Richard Newman, senior director at ThinCats, has seen a whole younger generation looking to exit their businesses. He said: “Given we’ve had Covid, and the fact business owners can’t face going through a third recession, a lot of exits are coming from a younger demographic. They’re thinking: ’let’s crystalise what we have and get the family secure’. Because of this, we’re also seeing more partial exits.”

Crump added that owners are happy to realise a certain value – and think that’s enough. He said: “Many are using that cash to go again, safe in the knowledge that they’ve banked a sufficient amount of money to safeguard their future.”

So, if you’ve made your mind up to leave your business behind – what are the first things you should do?

Crump said that you should look at the macro level, and added: “Consider the business and personal objectives and get specialist help.”

Horton added: “People often aren’t good enough at stepping back and putting themselves in the shoes of the person buying their business. What you should do is go and see if you would buy a business that looks and smells like yours. When you have a view of that, go and speak to an adviser. For lots of people it’s an unknown world.”

For Parkes, it was a matter of timing: “Often, we’re speaking to people who have already received an offer. We actually need to meet them when they’re scaling up, help them identify the figure they want and find out how to reach it. We need to qualify how much they need in retirement and how do we afford or manage that. We basically need to have conversations as early as possible.”

O’Donovan also continued to express the importance of early engagement. He said: “A lot of biz owners aren’t financially minded – they’re just good sales people. Many of them miss a trick by not engaging early on with the corporate finance advisers. They need to ask: what’s a realistic multiple – and what drives that multiple. Most of the time, their jaw hits the floor when they talk about fees with the corporate finance community, but that is driven by an element of ego; if a corporate finance specialist tells them of a realistic multiple, it bursts their balloon.”
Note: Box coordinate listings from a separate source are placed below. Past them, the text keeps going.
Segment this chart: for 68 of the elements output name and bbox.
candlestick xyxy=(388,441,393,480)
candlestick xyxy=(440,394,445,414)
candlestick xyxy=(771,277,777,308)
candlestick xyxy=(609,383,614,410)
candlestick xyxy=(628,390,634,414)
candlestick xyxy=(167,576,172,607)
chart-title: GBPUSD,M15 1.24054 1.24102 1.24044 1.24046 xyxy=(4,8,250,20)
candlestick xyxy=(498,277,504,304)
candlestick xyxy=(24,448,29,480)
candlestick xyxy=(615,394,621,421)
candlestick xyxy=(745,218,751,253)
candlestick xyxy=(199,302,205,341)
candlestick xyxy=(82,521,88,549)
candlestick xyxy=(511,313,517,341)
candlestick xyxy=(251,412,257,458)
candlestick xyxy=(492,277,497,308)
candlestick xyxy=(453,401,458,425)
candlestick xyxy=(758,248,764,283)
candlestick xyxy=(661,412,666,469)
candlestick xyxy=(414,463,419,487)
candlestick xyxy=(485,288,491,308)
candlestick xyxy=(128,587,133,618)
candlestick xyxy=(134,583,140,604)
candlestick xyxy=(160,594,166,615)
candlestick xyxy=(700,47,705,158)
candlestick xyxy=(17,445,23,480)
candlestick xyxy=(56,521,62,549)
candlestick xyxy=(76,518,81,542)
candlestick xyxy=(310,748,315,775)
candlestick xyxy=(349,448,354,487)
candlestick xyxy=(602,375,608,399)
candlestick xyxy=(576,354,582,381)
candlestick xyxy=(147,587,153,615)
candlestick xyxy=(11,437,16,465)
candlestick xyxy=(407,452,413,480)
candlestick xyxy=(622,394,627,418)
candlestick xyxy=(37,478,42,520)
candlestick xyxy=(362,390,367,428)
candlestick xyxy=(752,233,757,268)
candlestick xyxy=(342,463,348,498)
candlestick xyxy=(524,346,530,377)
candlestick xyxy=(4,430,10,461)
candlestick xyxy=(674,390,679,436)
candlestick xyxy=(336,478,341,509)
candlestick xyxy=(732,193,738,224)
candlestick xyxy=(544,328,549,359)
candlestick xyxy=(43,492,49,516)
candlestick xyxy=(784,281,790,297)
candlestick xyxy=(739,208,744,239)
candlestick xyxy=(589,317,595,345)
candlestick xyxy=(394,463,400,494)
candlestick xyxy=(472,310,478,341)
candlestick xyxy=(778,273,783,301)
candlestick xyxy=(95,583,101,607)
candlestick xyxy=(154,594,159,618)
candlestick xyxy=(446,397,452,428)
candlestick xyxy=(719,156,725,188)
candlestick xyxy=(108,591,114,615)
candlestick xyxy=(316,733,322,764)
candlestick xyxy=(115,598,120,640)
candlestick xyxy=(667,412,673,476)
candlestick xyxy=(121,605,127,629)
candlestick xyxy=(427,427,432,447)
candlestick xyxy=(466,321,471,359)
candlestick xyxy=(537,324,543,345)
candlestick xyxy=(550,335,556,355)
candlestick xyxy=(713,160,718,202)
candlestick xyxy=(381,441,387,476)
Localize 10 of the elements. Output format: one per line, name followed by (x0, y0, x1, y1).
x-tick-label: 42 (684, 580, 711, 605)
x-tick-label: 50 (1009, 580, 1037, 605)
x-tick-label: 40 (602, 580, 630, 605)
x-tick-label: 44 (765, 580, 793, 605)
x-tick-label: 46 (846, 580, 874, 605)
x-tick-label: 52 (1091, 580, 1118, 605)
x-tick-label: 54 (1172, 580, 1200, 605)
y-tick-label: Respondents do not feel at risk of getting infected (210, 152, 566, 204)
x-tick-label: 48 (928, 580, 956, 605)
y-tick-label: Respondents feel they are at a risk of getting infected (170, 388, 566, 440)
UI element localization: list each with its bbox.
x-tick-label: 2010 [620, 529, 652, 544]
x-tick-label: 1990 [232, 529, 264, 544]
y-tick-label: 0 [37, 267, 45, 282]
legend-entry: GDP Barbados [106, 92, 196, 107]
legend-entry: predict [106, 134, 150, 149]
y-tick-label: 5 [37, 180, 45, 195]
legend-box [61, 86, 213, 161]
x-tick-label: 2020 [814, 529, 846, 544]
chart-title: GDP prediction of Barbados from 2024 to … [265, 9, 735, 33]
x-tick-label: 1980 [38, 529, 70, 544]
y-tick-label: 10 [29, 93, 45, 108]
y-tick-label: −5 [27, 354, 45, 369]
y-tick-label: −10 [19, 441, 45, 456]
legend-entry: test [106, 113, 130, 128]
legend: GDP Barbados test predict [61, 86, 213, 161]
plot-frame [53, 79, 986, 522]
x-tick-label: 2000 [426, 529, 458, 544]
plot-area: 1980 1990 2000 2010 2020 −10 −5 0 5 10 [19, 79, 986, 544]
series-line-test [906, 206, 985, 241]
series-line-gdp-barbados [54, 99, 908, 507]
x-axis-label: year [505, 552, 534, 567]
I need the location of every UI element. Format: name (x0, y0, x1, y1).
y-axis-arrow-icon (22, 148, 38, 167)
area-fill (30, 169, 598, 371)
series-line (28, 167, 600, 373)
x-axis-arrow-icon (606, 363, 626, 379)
Horton said that some business owners simply don’t like being told what to do. He added: “It’s not all, but a lot of people end up owning a business because they don’t like taking instruction from anyone else. And so, being told bad news isn’t great for them. They have to have an honest conversation about what is good and bad about their business.”

But do business owners care about the ones they leave behind? It varies, according to Mark Wilcock, corporate finance senior associate at Flint Bishop. He added: “For some it’s the be all and end all – others simply don’t care. However, I’d say, for the most part, they do want to leave behind a team that will be looked after by a new owner.”

Brierley said that the rising number of Employee Ownership Trust transactions seen over the last few years has meant that maybe now more business owners are benevolent to their staff – but this is two-pronged. He added: “The smart people are the ones that do value their people. This is driven by two things – if you don’t look after the management team, it could become very fragile, and a buyer wants to see a strong management team in place. A weak management team can destroy a sale if they’re not on side and don’t buy into the journey.”

Talk turned to what opportunities immediately present themselves as far as future investment, post-exit.

Parkes was first up. He said: “The plans should already be in place. The vendor has got a lump sum of money, but is it enough to facilitate their lifestyle? Do they want to leave a legacy to their family? Our job is to get them into a position where they have multiple income streams. The hard part is getting them to implement that plan!”

The professionals around the table then offered one piece of advice for anyone who is looking to exit their business. What should they do?

Horton said: “Put yourself in the shoes of the buyer. Be discerning – highlight the good and bad about your company.”

Brierley added: “Get advice sooner rather than later. Don’t be afraid to speak to advisers – and don’t obsess over cost.”

Crump rounded up by saying: “Set your objectives early, plan ahead and get specialist help as soon as you can.”